Historic McDougall Memorial United Church, which burned to the ground in May 2017, will be restored.

The McDougall Stoney Mission Society administers the site, but the historic resource is controlled by the province. The province had not given permission to rebuild the church but that changed two weeks ago when the society was given the greenlight to proceed.

“In a couple of years I hope we all see the same church we remember and we see on photos worldwide of that iconic little white source that was sitting here” says McDougall Stoney Mission Society President Brenda McQueen.

 While the province gave permission to rebuild it did not offer any money.  The society is embarking on a fundraising campaign hoping to raise $700,000.  McQueen says the cost of restoring a 144-year-old building is high.  

“It needs to be exactly the same as it was so it needs to be the right wood,” says McQueen. “Everything will be much harder to find so it will be much harder to restore the church than to just re-build it from new.”

After the fire the society salvaged as much as possible hoping this day would come.

What remains of the structure is stored on site in a seacan. 

“It looked bad.  It looked really bad,” says Dave Chalmers of Chalmers Heritage Conservation Ltd.  “But there was still a fair bit that could be salvaged including 80 percent of the original log structure.”

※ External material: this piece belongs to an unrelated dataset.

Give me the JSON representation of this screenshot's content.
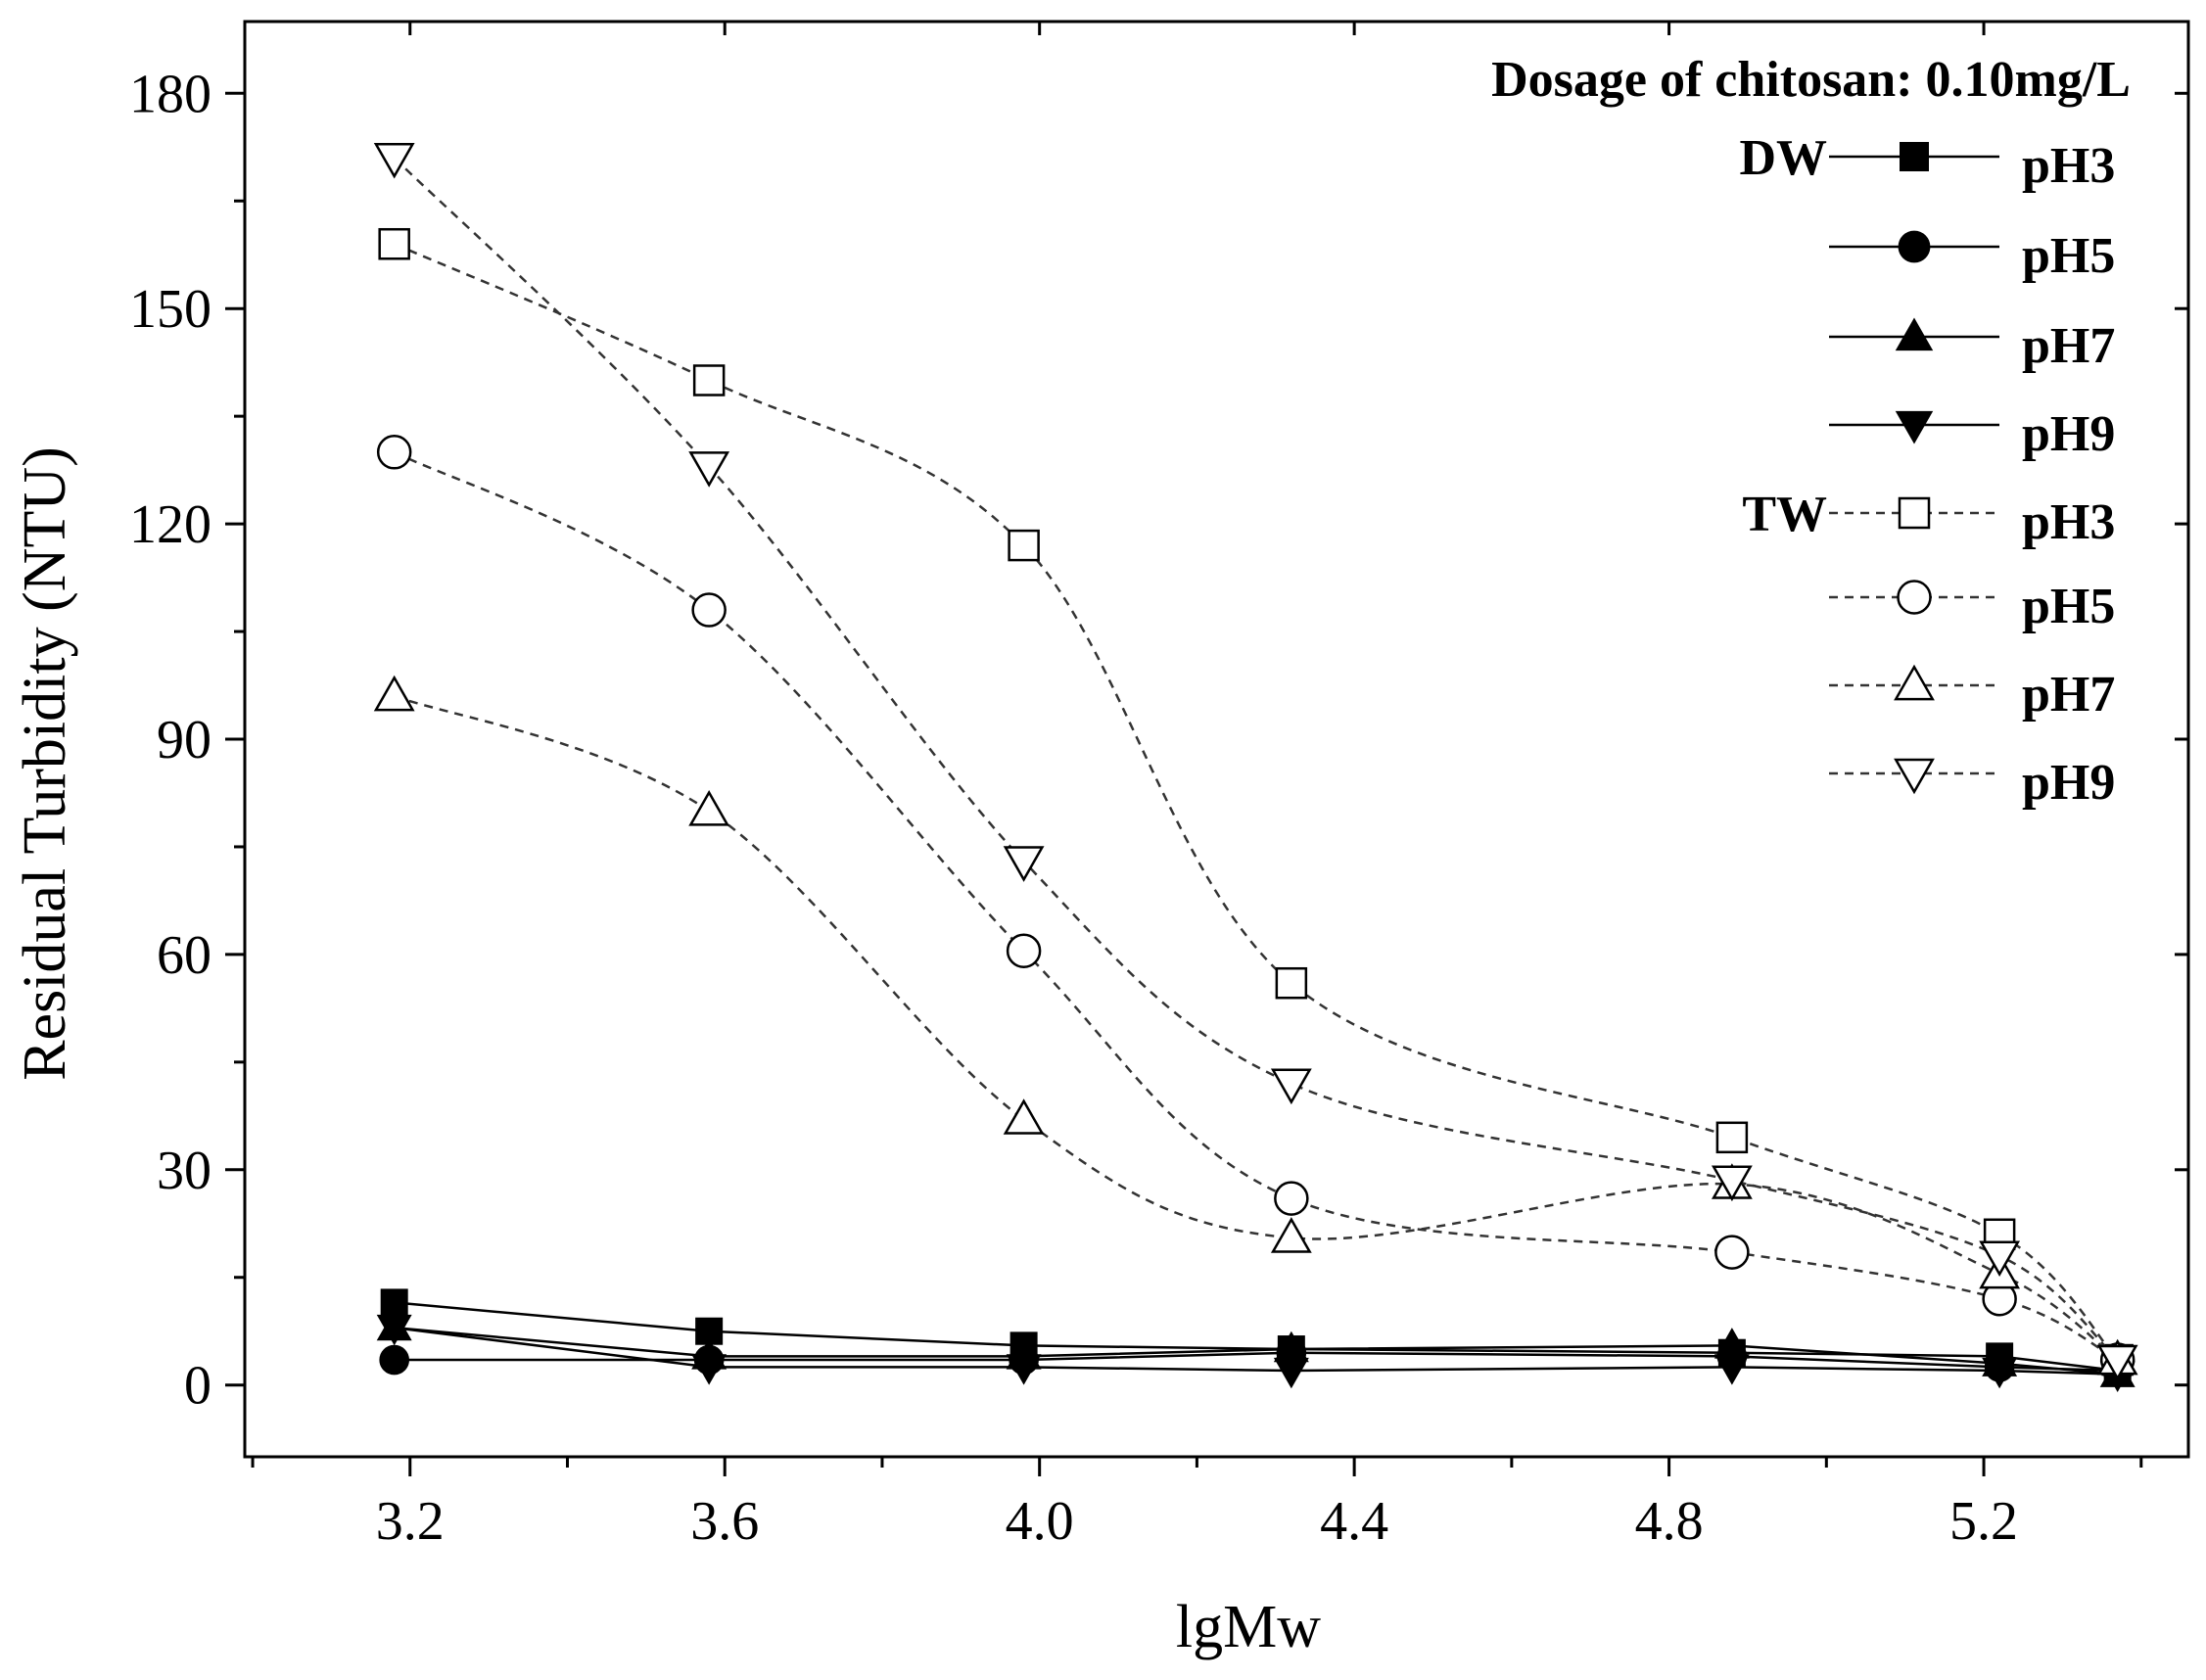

The 144-year-old building had seen renovations over the years. The latest in 1985 and that’s how it will look after restoration but crews will start by building the original 1875 log structure and then proceed by adding layers to it to bring it up to what it looked like before the fire.

“It will be a chronological event happening you will be able to watch history as we are building this thing,” says Chalmers.

Rebuilding the church is also an opportunity to restore relations with nearby First Nations.  George McDougall, the church’s namesake had a good relationship with the Stoney Nation but in the century that followed relationship between the church and the Nation deteriorated.

Wesley band member Tony Snow, whose great-great-grandfather joined McDougall in signing Treaty 7 and says the restoration project will erase years of mistrust.

“The work of the Mcdougall church, the McDougall Society has been a beacon for that sort of reconciliation; to restore those old relationships, to rebuild what we had in order to go forward in a more positive way,” says Snow.